• No results found

AFDELING 1. ALGEMENE BEPALINGEN

Artikel 93

De personeelsleden hebben recht op informatie en vorming zowel met betrekking tot aspecten die nuttig zijn voor de uitoefening van de functie als om te kunnen voldoen aan de bevorderingsvereisten.

De personeelsleden houden zich op de hoogte van de ontwikkelingen en de nieuwe inzichten in de materies waarmee zij beroepshalve belast zijn.

De vorming is een plicht als ze noodzakelijk blijkt voor een betere uitoefening van de functie of het functioneren van een dienst, of als ze een onderdeel uitmaakt van een herstructurering of reorganisatie van een afdeling of een implementatie van nieuwe werkmethodes en infrastructuur (artikel 111 GD).

Artikel 94

Onder vorming wordt verstaan: elk begeleid en gestructureerd leertraject, ongeacht of dat intern of extern aan het bestuur georganiseerd wordt, ongeacht de duur ervan en ongeacht of het individueel dan wel in groepsverband georganiseerd wordt.

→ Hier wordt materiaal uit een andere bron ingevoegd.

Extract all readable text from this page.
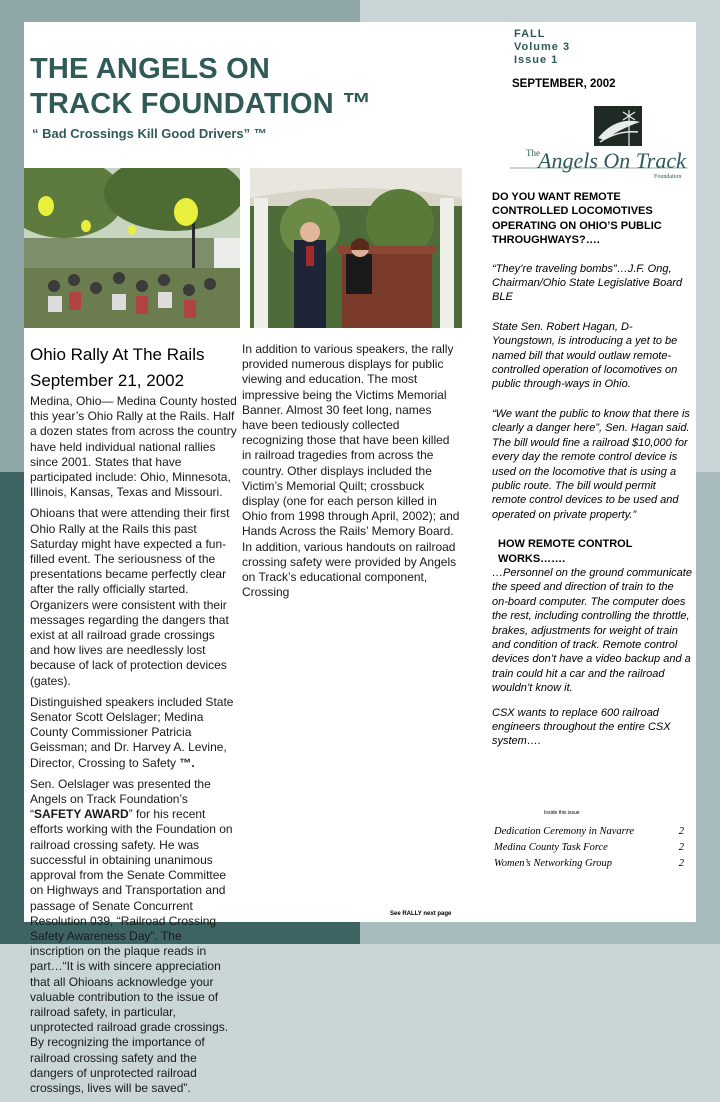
THE ANGELS ON
TRACK FOUNDATION ™
“ Bad Crossings Kill Good Drivers” ™
FALL
Volume 3
Issue 1
SEPTEMBER, 2002
The
Angels On Track
Foundation
Ohio Rally At The Rails
September 21, 2002

Medina, Ohio— Medina County hosted this year’s Ohio Rally at the Rails. Half a dozen states from across the country have held individual national rallies since 2001. States that have participated include: Ohio, Minnesota, Illinois, Kansas, Texas and Missouri.

Ohioans that were attending their first Ohio Rally at the Rails this past Saturday might have expected a fun-filled event. The seriousness of the presentations became perfectly clear after the rally officially started. Organizers were consistent with their messages regarding the dangers that exist at all railroad grade crossings and how lives are needlessly lost because of lack of protection devices (gates).

Distinguished speakers included State Senator Scott Oelslager; Medina County Commissioner Patricia Geissman; and Dr. Harvey A. Levine, Director, Crossing to Safety ™.

Sen. Oelslager was presented the Angels on Track Foundation’s “SAFETY AWARD” for his recent efforts working with the Foundation on railroad crossing safety. He was successful in obtaining unanimous approval from the Senate Committee on Highways and Transportation and passage of Senate Concurrent Resolution 039, “Railroad Crossing Safety Awareness Day”. The inscription on the plaque reads in part…“It is with sincere appreciation that all Ohioans acknowledge your valuable contribution to the issue of railroad safety, in particular, unprotected railroad grade crossings. By recognizing the importance of railroad crossing safety and the dangers of unprotected railroad crossings, lives will be saved”.

In addition to various speakers, the rally provided numerous displays for public viewing and education. The most impressive being the Victims Memorial Banner. Almost 30 feet long, names have been tediously collected recognizing those that have been killed in railroad tragedies from across the country. Other displays included the Victim’s Memorial Quilt; crossbuck display (one for each person killed in Ohio from 1998 through April, 2002); and Hands Across the Rails’ Memory Board. In addition, various handouts on railroad crossing safety were provided by Angels on Track’s educational component, Crossing

See RALLY next page

DO YOU WANT REMOTE CONTROLLED LOCOMOTIVES OPERATING ON OHIO’S PUBLIC THROUGHWAYS?….

“They’re traveling bombs”…J.F. Ong, Chairman/Ohio State Legislative Board BLE

State Sen. Robert Hagan, D-Youngstown, is introducing a yet to be named bill that would outlaw remote-controlled operation of locomotives on public through-ways in Ohio.

“We want the public to know that there is clearly a danger here”, Sen. Hagan said. The bill would fine a railroad $10,000 for every day the remote control device is used on the locomotive that is using a public route. The bill would permit remote control devices to be used and operated on private property.”

HOW REMOTE CONTROL WORKS…….

…Personnel on the ground communicate the speed and direction of train to the on-board computer. The computer does the rest, including controlling the throttle, brakes, adjustments for weight of train and condition of track. Remote control devices don’t have a video backup and a train could hit a car and the railroad wouldn’t know it.

CSX wants to replace 600 railroad engineers throughout the entire CSX system….

Inside this issue
Dedication Ceremony in Navarre	2
Medina County Task Force	2
Women’s Networking Group	2
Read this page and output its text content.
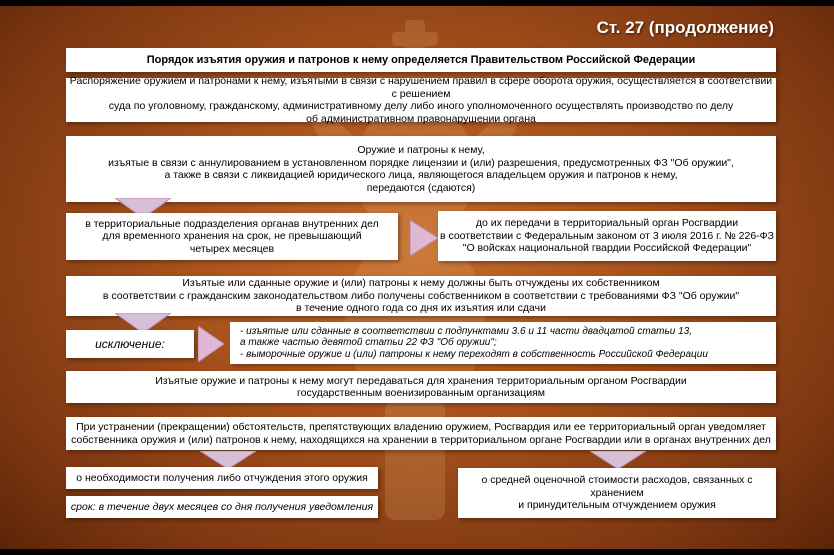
Ст. 27 (продолжение)
Порядок изъятия оружия и патронов к нему определяется Правительством Российской Федерации
Распоряжение оружием и патронами к нему, изъятыми в связи с нарушением правил в сфере оборота оружия, осуществляется в соответствии с решением
суда по уголовному, гражданскому, административному делу либо иного уполномоченного осуществлять производство по делу
об административном правонарушении органа
Оружие и патроны к нему,
изъятые в связи с аннулированием в установленном порядке лицензии и (или) разрешения, предусмотренных ФЗ "Об оружии",
а также в связи с ликвидацией юридического лица, являющегося владельцем оружия и патронов к нему,
передаются (сдаются)
в территориальные подразделения органав внутренних дел
для временного хранения на срок, не превышающий
четырех месяцев
до их передачи в территориальный орган Росгвардии
в соответствии с Федеральным законом от 3 июля 2016 г. № 226-ФЗ
"О войсках национальной гвардии Российской Федерации"
Изъятые или сданные оружие и (или) патроны к нему должны быть отчуждены их собственником
в соответствии с гражданским законодательством либо получены собственником в соответствии с требованиями ФЗ "Об оружии"
в течение одного года со дня их изъятия или сдачи
исключение:
- изъятые или сданные в соответствии с подпунктами 3.6 и 11 части двадцатой статьи 13,
а также частью девятой статьи 22 ФЗ "Об оружии";
- выморочные оружие и (или) патроны к нему переходят в собственность Российской Федерации
Изъятые оружие и патроны к нему могут передаваться для хранения территориальным органом Росгвардии
государственным военизированным организациям
При устранении (прекращении) обстоятельств, препятствующих владению оружием, Росгвардия или ее территориальный орган уведомляет
собственника оружия и (или) патронов к нему, находящихся на хранении в территориальном органе Росгвардии или в органах внутренних дел
о необходимости получения либо отчуждения этого оружия
срок: в течение двух месяцев со дня получения уведомления
о средней оценочной стоимости расходов, связанных с хранением
и принудительным отчуждением оружия
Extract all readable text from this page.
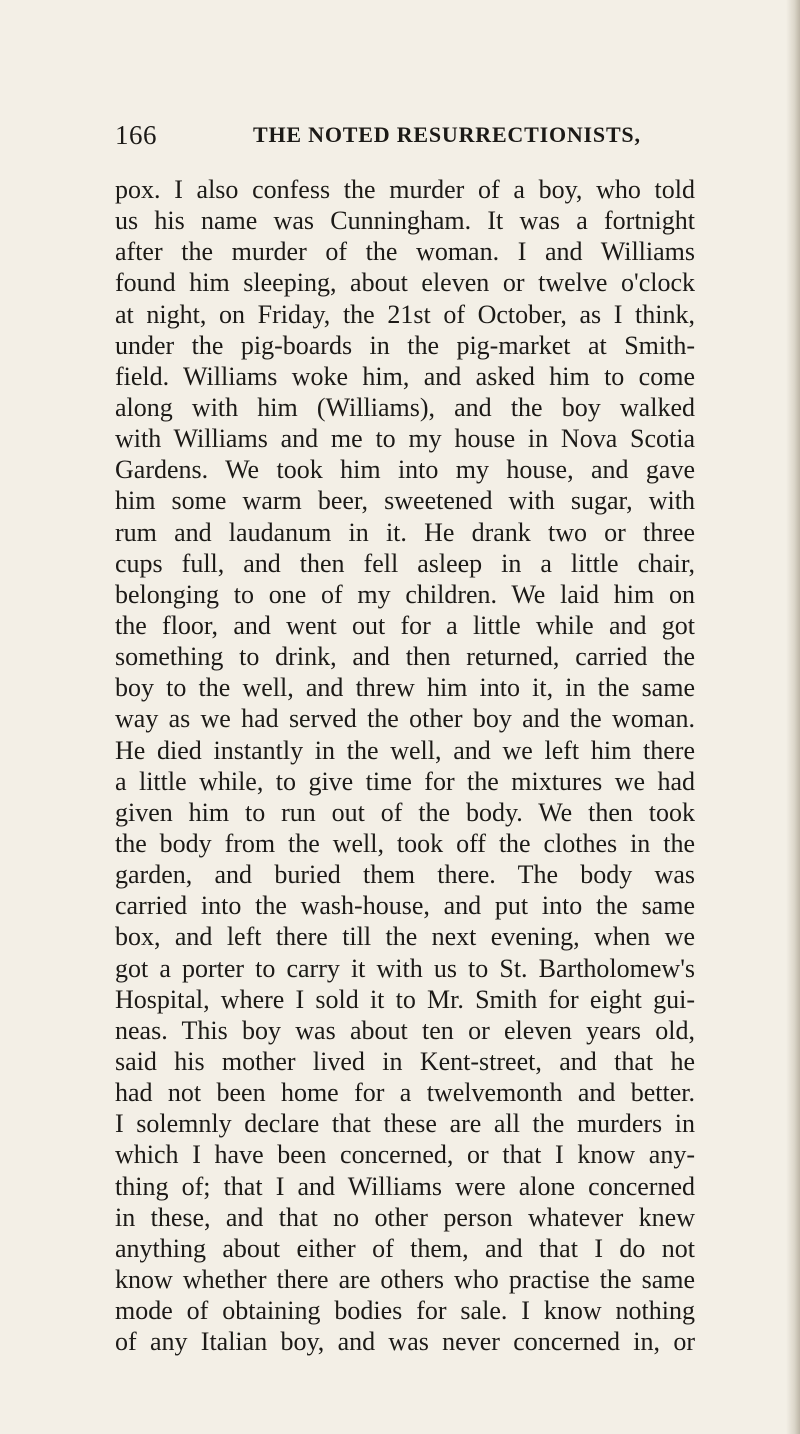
166	THE NOTED RESURRECTIONISTS,
pox. I also confess the murder of a boy, who told
us his name was Cunningham. It was a fortnight
after the murder of the woman. I and Williams
found him sleeping, about eleven or twelve o'clock
at night, on Friday, the 21st of October, as I think,
under the pig-boards in the pig-market at Smith-
field. Williams woke him, and asked him to come
along with him (Williams), and the boy walked
with Williams and me to my house in Nova Scotia
Gardens. We took him into my house, and gave
him some warm beer, sweetened with sugar, with
rum and laudanum in it. He drank two or three
cups full, and then fell asleep in a little chair,
belonging to one of my children. We laid him on
the floor, and went out for a little while and got
something to drink, and then returned, carried the
boy to the well, and threw him into it, in the same
way as we had served the other boy and the woman.
He died instantly in the well, and we left him there
a little while, to give time for the mixtures we had
given him to run out of the body. We then took
the body from the well, took off the clothes in the
garden, and buried them there. The body was
carried into the wash-house, and put into the same
box, and left there till the next evening, when we
got a porter to carry it with us to St. Bartholomew's
Hospital, where I sold it to Mr. Smith for eight gui-
neas. This boy was about ten or eleven years old,
said his mother lived in Kent-street, and that he
had not been home for a twelvemonth and better.
I solemnly declare that these are all the murders in
which I have been concerned, or that I know any-
thing of; that I and Williams were alone concerned
in these, and that no other person whatever knew
anything about either of them, and that I do not
know whether there are others who practise the same
mode of obtaining bodies for sale. I know nothing
of any Italian boy, and was never concerned in, or
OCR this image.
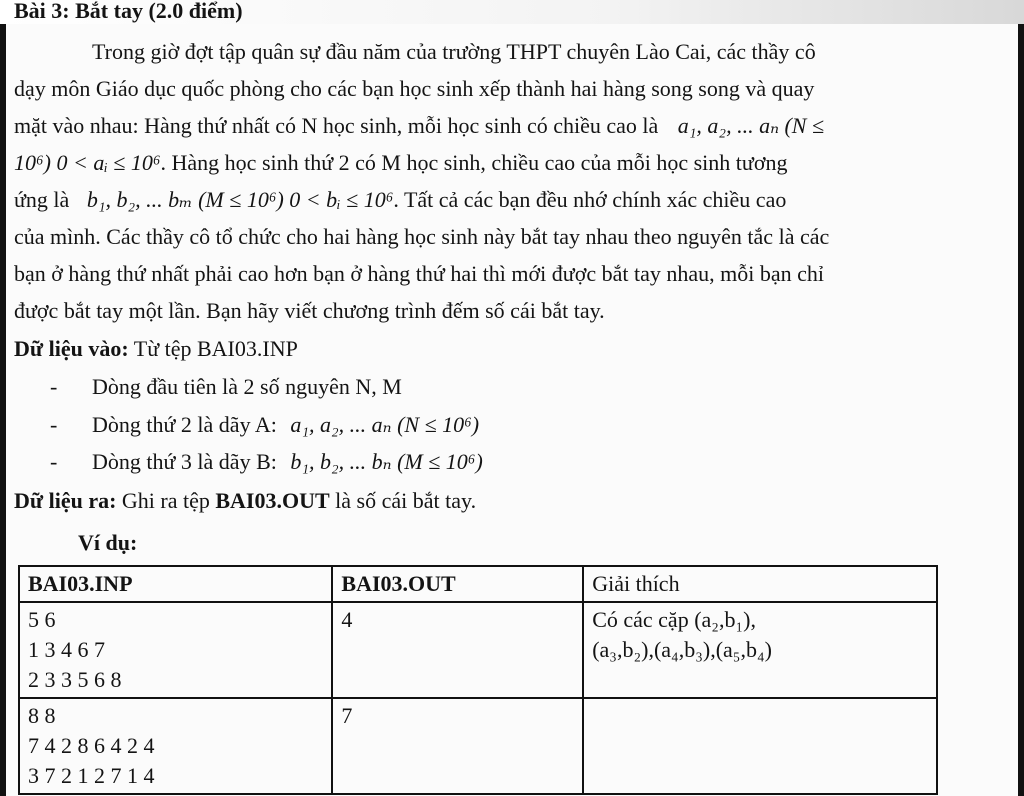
Bài 3: Bắt tay (2.0 điểm)
Trong giờ đợt tập quân sự đầu năm của trường THPT chuyên Lào Cai, các thầy cô
dạy môn Giáo dục quốc phòng cho các bạn học sinh xếp thành hai hàng song song và quay
mặt vào nhau: Hàng thứ nhất có N học sinh, mỗi học sinh có chiều cao là a₁, a₂, ... aₙ (N ≤
10⁶) 0 < aᵢ ≤ 10⁶. Hàng học sinh thứ 2 có M học sinh, chiều cao của mỗi học sinh tương
ứng là b₁, b₂, ... bₘ (M ≤ 10⁶) 0 < bᵢ ≤ 10⁶. Tất cả các bạn đều nhớ chính xác chiều cao
của mình. Các thầy cô tổ chức cho hai hàng học sinh này bắt tay nhau theo nguyên tắc là các
bạn ở hàng thứ nhất phải cao hơn bạn ở hàng thứ hai thì mới được bắt tay nhau, mỗi bạn chỉ
được bắt tay một lần. Bạn hãy viết chương trình đếm số cái bắt tay.
Dữ liệu vào: Từ tệp BAI03.INP
- Dòng đầu tiên là 2 số nguyên N, M
- Dòng thứ 2 là dãy A: a₁, a₂, ... aₙ (N ≤ 10⁶)
- Dòng thứ 3 là dãy B: b₁, b₂, ... bₙ (M ≤ 10⁶)
Dữ liệu ra: Ghi ra tệp BAI03.OUT là số cái bắt tay.
Ví dụ:
BAI03.INP	BAI03.OUT	Giải thích

5 6
1 3 4 6 7
2 3 3 5 6 8	4	Có các cặp (a₂,b₁),
(a₃,b₂),(a₄,b₃),(a₅,b₄)

8 8
7 4 2 8 6 4 2 4
3 7 2 1 2 7 1 4	7	
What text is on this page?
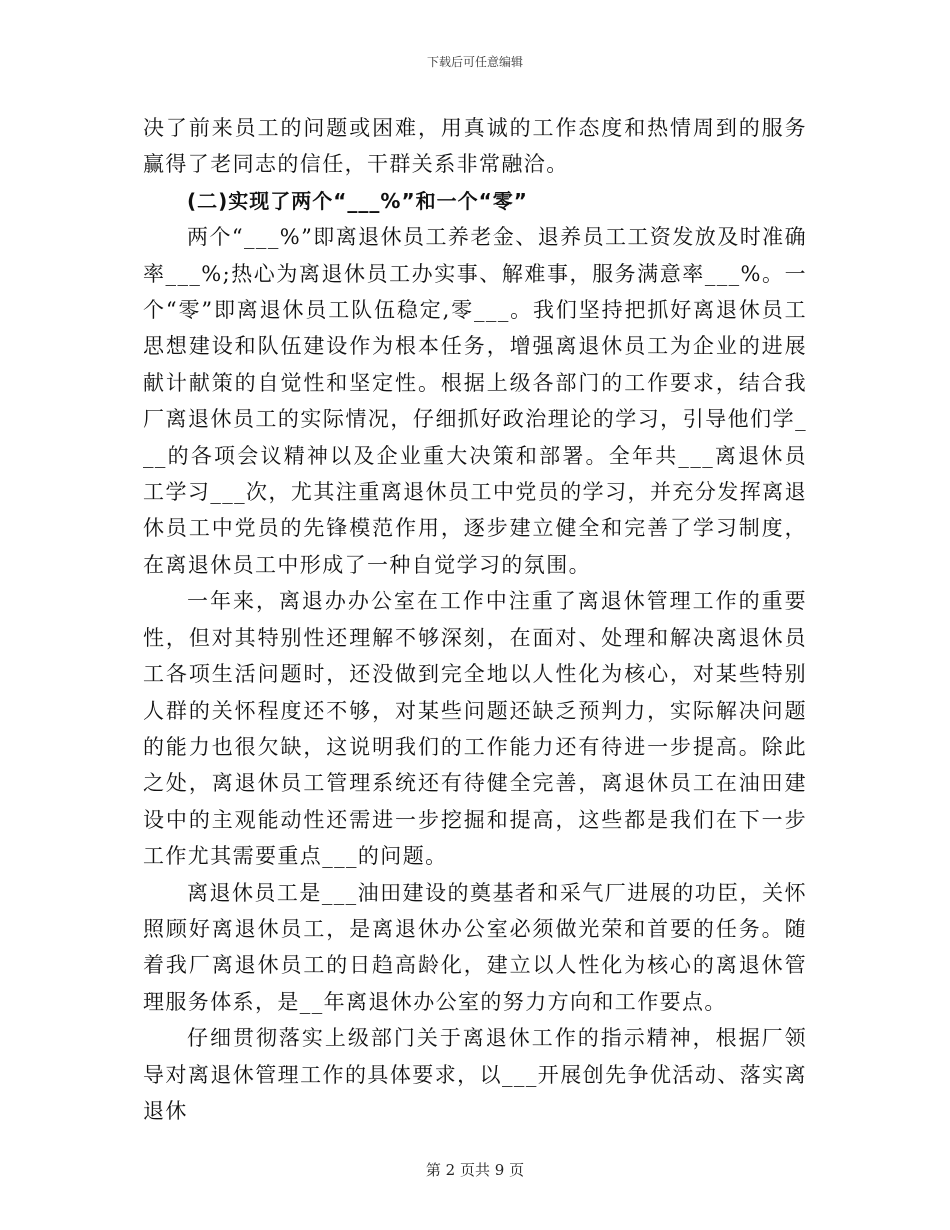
下载后可任意编辑

决了前来员工的问题或困难，用真诚的工作态度和热情周到的服务赢得了老同志的信任，干群关系非常融洽。

(二)实现了两个“___%”和一个“零”

两个“___%”即离退休员工养老金、退养员工工资发放及时准确率___%;热心为离退休员工办实事、解难事，服务满意率___%。一个“零”即离退休员工队伍稳定,零___。我们坚持把抓好离退休员工思想建设和队伍建设作为根本任务，增强离退休员工为企业的进展献计献策的自觉性和坚定性。根据上级各部门的工作要求，结合我厂离退休员工的实际情况，仔细抓好政治理论的学习，引导他们学___的各项会议精神以及企业重大决策和部署。全年共___离退休员工学习___次，尤其注重离退休员工中党员的学习，并充分发挥离退休员工中党员的先锋模范作用，逐步建立健全和完善了学习制度，在离退休员工中形成了一种自觉学习的氛围。

一年来，离退办办公室在工作中注重了离退休管理工作的重要性，但对其特别性还理解不够深刻，在面对、处理和解决离退休员工各项生活问题时，还没做到完全地以人性化为核心，对某些特别人群的关怀程度还不够，对某些问题还缺乏预判力，实际解决问题的能力也很欠缺，这说明我们的工作能力还有待进一步提高。除此之处，离退休员工管理系统还有待健全完善，离退休员工在油田建设中的主观能动性还需进一步挖掘和提高，这些都是我们在下一步工作尤其需要重点___的问题。

离退休员工是___油田建设的奠基者和采气厂进展的功臣，关怀照顾好离退休员工，是离退休办公室必须做光荣和首要的任务。随着我厂离退休员工的日趋高龄化，建立以人性化为核心的离退休管理服务体系，是__年离退休办公室的努力方向和工作要点。

仔细贯彻落实上级部门关于离退休工作的指示精神，根据厂领导对离退休管理工作的具体要求，以___开展创先争优活动、落实离退休

第 2 页共 9 页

De vormingsverantwoordelijke zorgt in samenwerking met de gemeentesecretaris voor de concrete invulling van het vormingsrecht en van de vormingsplicht op basis van de vastgestelde vormingsbehoeften.

Artikel 95

Als er meerdere personeelsleden in aanmerking komen voor een bepaalde vormingsactiviteit en een gelijktijdige deelname vanwege het dienstbelang niet mogelijk is, kan de gemeentesecretaris, naar gelang van het geval, op basis van een van de volgende criteria voorrang geven:

1. aan het personeelslid met een rechtstreeks functioneel belang bij de opleiding, zoals blijkt uit zijn functiebeschrijving, persoonlijke doelstellingen of planning;

2. aan het personeelslid van wie uit de evaluatie blijkt dat het baat heeft bij de vormingsactiviteit;

3. aan het personeelslid van wie uit de evaluatie blijkt dat het een bijzondere verdienste heeft op het domein van de vormingsactiviteit;

4. aan het personeelslid dat zich in het kader van een taakverdeling specialiseert in de materie;

5. aan het personeelslid met de laagste anciënniteit dat zich nog in de fase bevindt van kennisverwerving of de verwerving van vaardigheden met betrekking tot de functie;

6. aan personeelsleden van een bepaalde dienst om functionele redenen.

AFDELING 2. DE VORMINGSPLICHT

Artikel 96

Het personeelslid dat in dienst treedt neemt deel aan een leertraject dat zijn integratie in het bestuur en zijn inwerking in de functie bevordert.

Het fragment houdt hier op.